Но весной 1875 года в гнезде души запели птенцы стихотворений. Зацвели мечты о загранице. Она словно требовала его к себе. Разве Италия могла обойтись без своего старого обожателя?

Андерсен вспомнил прошлогоднюю поездку к Женевскому озеру, оздоровившую его. Он любил смотреть на карту и строить далеко идущие планы. Весной у путешественников вырастают крылья. Осень он хотел провести в Монтрё — хотя бы месяц, а зиму — в Ментоне. Он подсчитывал, во сколько обойдётся такая дорога, выходило дорого, но ведь его ждало здоровье. Было унизительно даже в конце жизни заниматься денежными подсчётами.

Он всегда снимал квартиру, не имел собственной, боясь, что она навсегда привяжет его к Копенгагену. Экономя средства на поездку, Андерсен рассчитался с хозяином квартиры, которую снимал, и, уложив свои вещи, отправил их к добрым знакомым на сохранение. Ветер странствий дул в паруса мечты.

Его ждала вилла Ролигхед. Две любимые комнаты на первом этаже. С веранды виден Зунд, морской ветер звал вдаль.

Даже этот маленький переезд трудно дался Андерсену. На вилле он тяжело поднялся по лестнице. Ему показалось, что это ступени в небо.

Красивая вилла любила его. Здесь был достойный уход. Более спокойного места для себя он не мог бы найти.

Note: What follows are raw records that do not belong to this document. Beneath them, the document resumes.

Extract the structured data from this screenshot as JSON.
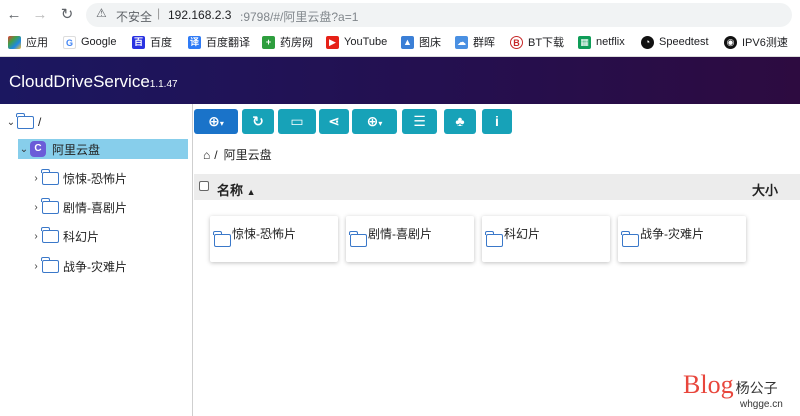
{
  "browser": {
    "insecure_label": "不安全",
    "address_host": "192.168.2.3",
    "address_path": ":9798/#/阿里云盘?a=1",
    "bookmarks": [
      "应用",
      "Google",
      "百度",
      "百度翻译",
      "药房网",
      "YouTube",
      "图床",
      "群晖",
      "BT下载",
      "netflix",
      "Speedtest",
      "IPV6测速"
    ]
  },
  "app": {
    "title": "CloudDriveService",
    "version": "1.1.47"
  },
  "tree": {
    "root": "/",
    "drive": "阿里云盘",
    "folders": [
      "惊悚-恐怖片",
      "剧情-喜剧片",
      "科幻片",
      "战争-灾难片"
    ]
  },
  "breadcrumb": {
    "root": "/",
    "current": "阿里云盘"
  },
  "list": {
    "col_name": "名称",
    "col_size": "大小",
    "items": [
      "惊悚-恐怖片",
      "剧情-喜剧片",
      "科幻片",
      "战争-灾难片"
    ]
  },
  "watermark": {
    "brand": "Blog",
    "name": "杨公子",
    "site": "whgge.cn"
  },
  "colors": {
    "toolbar_teal": "#17a2b8",
    "toolbar_primary": "#1a73c9",
    "selected_row": "#87ceeb",
    "app_header": "#1b1760"
  }
}
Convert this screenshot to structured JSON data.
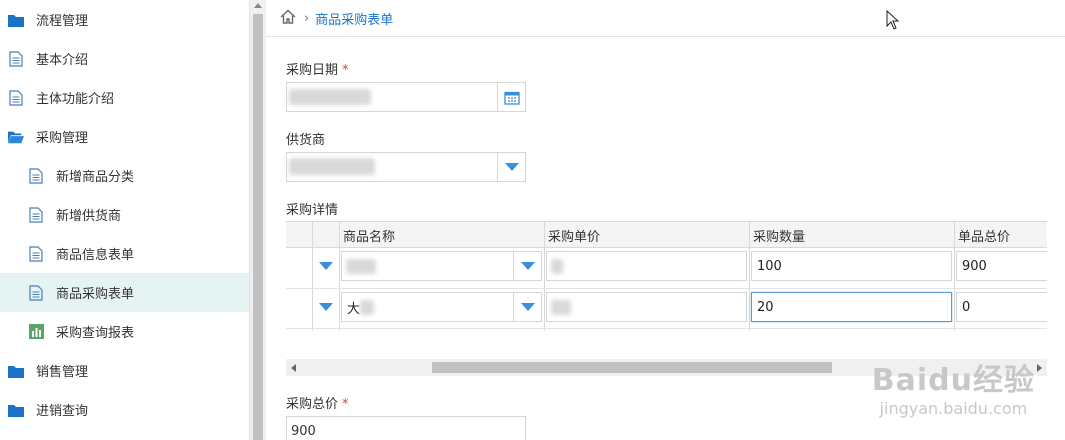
{
  "sidebar": {
    "items": [
      {
        "label": "流程管理",
        "icon": "folder-icon",
        "level": "top"
      },
      {
        "label": "基本介绍",
        "icon": "document-icon",
        "level": "top"
      },
      {
        "label": "主体功能介绍",
        "icon": "document-icon",
        "level": "top"
      },
      {
        "label": "采购管理",
        "icon": "folder-open-icon",
        "level": "top"
      },
      {
        "label": "新增商品分类",
        "icon": "document-icon",
        "level": "sub"
      },
      {
        "label": "新增供货商",
        "icon": "document-icon",
        "level": "sub"
      },
      {
        "label": "商品信息表单",
        "icon": "document-icon",
        "level": "sub"
      },
      {
        "label": "商品采购表单",
        "icon": "document-icon",
        "level": "sub",
        "active": true
      },
      {
        "label": "采购查询报表",
        "icon": "bar-chart-icon",
        "level": "sub"
      },
      {
        "label": "销售管理",
        "icon": "folder-icon",
        "level": "top"
      },
      {
        "label": "进销查询",
        "icon": "folder-icon",
        "level": "top"
      }
    ]
  },
  "breadcrumb": {
    "current": "商品采购表单"
  },
  "form": {
    "purchase_date_label": "采购日期",
    "supplier_label": "供货商",
    "details_label": "采购详情",
    "total_label": "采购总价",
    "total_value": "900",
    "required_mark": "*"
  },
  "grid": {
    "columns": [
      "商品名称",
      "采购单价",
      "采购数量",
      "单品总价"
    ],
    "rows": [
      {
        "name_prefix": "",
        "quantity": "100",
        "subtotal": "900"
      },
      {
        "name_prefix": "大",
        "quantity": "20",
        "subtotal": "0"
      }
    ]
  },
  "watermark": {
    "brand": "Baidu经验",
    "url": "jingyan.baidu.com"
  },
  "colors": {
    "accent": "#3a8fdc",
    "active_bg": "#e6f3f3",
    "folder": "#1a73c7",
    "chart_icon": "#5aa469",
    "required": "#e53935"
  }
}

На земле не было места, где ему было бы лучше, душевней. Это был именно — дом. Дом, который защищал. Кормил. Пытался ослабить болезнь. И всё-таки он был безжалостно одинок. Одинок среди искренне любящих его людей. И эту корку льда — хотя была весна — ничто не могло прорубить: ни участие, ни любовь, ни поклонение, ни деньги, ни слава...

Последнее лето сказочника. Только оно у неё не выводило Андерсена в сад. Всё распустилось в саду, но для него омертвело... А сколько цветов пересадил сказочник в этот сад, надеясь, что хоть один одарит сказкой. Пересаживая, он приговаривал, гладя цветок по головке:

— Ты рос в лесу, а теперь будешь жить рядом со мной. Пусть твоя доброта поможет моему здоровью. Пусть лесная сила перельётся в землю сада.